Project Overview
This project demonstrates the power of combining Databricks and xSIID implant chips to revolutionize medical data processing and analysis. By harnessing the capabilities of Databricks' powerful tools and the unique data streams from xSIID implants, we aim to:
- Extract valuable insights from diverse medical data types (images, documents, etc.).
- Accelerate medical research and enable faster, more informed clinical decisions.
- Enhance diagnostic accuracy and improve patient outcomes.
Key Features
- Seamless ingestion and processing of large-scale medical data using Databricks.
- Advanced image analysis and feature extraction with databricks-pixels.
- Machine learning model development and deployment with MLflow.

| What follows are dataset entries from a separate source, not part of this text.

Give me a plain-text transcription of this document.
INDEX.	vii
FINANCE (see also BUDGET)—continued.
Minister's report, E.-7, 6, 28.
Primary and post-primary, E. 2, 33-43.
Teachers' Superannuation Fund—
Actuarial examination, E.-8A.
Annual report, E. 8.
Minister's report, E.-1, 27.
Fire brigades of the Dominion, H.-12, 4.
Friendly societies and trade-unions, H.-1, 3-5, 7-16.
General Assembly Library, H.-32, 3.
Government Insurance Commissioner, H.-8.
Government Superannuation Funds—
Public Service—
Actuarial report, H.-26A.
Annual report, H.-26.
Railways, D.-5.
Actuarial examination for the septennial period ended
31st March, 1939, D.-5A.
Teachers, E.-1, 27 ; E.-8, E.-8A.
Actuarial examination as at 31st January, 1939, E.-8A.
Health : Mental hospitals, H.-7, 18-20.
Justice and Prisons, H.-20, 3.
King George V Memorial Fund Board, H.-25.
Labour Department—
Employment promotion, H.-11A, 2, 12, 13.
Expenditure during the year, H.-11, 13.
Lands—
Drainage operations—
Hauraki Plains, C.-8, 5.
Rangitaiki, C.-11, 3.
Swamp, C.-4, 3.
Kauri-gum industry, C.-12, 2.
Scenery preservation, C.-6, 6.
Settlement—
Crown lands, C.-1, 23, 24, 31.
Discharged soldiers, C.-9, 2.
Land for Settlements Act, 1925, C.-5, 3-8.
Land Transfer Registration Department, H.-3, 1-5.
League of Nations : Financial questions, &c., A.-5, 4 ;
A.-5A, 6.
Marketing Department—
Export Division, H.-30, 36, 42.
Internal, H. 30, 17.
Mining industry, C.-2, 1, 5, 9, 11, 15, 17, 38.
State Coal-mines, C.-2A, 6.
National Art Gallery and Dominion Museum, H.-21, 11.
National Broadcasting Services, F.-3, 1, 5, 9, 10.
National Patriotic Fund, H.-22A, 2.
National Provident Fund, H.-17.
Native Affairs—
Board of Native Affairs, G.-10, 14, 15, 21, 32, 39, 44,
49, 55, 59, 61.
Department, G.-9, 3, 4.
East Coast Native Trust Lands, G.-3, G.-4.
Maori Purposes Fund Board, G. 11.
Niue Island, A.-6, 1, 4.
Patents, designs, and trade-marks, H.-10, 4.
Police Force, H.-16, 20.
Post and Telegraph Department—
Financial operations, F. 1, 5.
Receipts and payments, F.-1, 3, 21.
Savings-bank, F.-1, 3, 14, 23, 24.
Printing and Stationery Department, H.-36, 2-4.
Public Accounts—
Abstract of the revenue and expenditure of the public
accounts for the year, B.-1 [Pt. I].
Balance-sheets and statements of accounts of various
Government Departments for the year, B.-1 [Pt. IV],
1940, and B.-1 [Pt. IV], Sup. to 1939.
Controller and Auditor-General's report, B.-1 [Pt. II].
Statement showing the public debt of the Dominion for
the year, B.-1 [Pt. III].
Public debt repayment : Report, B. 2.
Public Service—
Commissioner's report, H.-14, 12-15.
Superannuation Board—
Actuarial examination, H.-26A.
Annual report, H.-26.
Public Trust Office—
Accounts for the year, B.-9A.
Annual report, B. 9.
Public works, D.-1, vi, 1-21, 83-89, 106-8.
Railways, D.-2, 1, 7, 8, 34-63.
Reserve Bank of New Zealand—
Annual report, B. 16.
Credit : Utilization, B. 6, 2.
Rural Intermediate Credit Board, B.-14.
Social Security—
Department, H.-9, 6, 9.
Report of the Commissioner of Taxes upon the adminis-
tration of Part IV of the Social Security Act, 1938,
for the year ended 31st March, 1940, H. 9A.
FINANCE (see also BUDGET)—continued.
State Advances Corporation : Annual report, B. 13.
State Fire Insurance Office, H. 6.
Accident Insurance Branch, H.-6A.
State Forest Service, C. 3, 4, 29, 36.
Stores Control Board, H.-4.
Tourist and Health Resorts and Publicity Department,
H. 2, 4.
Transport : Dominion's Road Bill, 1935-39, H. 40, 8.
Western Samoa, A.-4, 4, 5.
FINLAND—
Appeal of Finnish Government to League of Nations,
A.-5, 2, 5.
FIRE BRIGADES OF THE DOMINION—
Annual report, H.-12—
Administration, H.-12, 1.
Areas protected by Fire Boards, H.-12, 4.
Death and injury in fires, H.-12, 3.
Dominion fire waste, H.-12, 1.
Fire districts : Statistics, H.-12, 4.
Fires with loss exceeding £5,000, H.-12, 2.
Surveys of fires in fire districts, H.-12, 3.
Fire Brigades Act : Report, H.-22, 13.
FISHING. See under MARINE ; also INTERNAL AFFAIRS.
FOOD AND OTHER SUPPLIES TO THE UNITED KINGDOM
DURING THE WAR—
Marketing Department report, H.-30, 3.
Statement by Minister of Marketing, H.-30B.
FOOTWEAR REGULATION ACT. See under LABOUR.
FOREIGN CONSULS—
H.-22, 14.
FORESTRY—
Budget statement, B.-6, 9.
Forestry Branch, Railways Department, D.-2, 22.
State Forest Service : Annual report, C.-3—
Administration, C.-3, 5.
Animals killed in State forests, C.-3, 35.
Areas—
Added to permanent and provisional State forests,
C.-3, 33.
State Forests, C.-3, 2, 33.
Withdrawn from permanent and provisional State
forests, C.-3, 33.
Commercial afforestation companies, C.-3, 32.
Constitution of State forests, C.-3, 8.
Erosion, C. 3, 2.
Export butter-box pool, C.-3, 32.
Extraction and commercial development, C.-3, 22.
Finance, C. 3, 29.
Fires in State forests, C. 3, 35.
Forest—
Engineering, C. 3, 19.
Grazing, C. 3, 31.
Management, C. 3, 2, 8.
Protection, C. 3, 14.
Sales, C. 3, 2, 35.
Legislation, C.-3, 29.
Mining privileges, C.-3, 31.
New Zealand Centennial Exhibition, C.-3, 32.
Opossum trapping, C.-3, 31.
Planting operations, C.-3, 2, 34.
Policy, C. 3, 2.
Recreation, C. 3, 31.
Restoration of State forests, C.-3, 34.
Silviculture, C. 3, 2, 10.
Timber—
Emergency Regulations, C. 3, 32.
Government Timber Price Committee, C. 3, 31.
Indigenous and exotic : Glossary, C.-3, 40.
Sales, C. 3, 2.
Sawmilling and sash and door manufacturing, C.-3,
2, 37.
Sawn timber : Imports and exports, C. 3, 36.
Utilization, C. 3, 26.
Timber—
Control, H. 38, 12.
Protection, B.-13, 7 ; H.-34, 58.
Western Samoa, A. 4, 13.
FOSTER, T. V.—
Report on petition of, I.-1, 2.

- Feature Store integration for efficient feature management and collaboration.
- Automated inference on new implant data.
Getting Started
- Clone this repository.
- Set up a Databricks workspace and configure necessary clusters.
- Install the required libraries listed in
requirements.txt
. - Import the notebooks into your Databricks workspace.
- Execute the notebooks in the following order:
data_ingestion.py
data_processing.py
model_training.py
model_deployment.py
- Schedule
jobs/scheduled_inference.py
for automated inference.
Contributing
We welcome contributions to improve and expand this project. Please feel free to open issues or submit pull requests.
Disclaimer
This project is for demonstration purposes only and should not be used in a clinical setting without proper validation and regulatory approvals.
License
This project is licensed under the MIT License.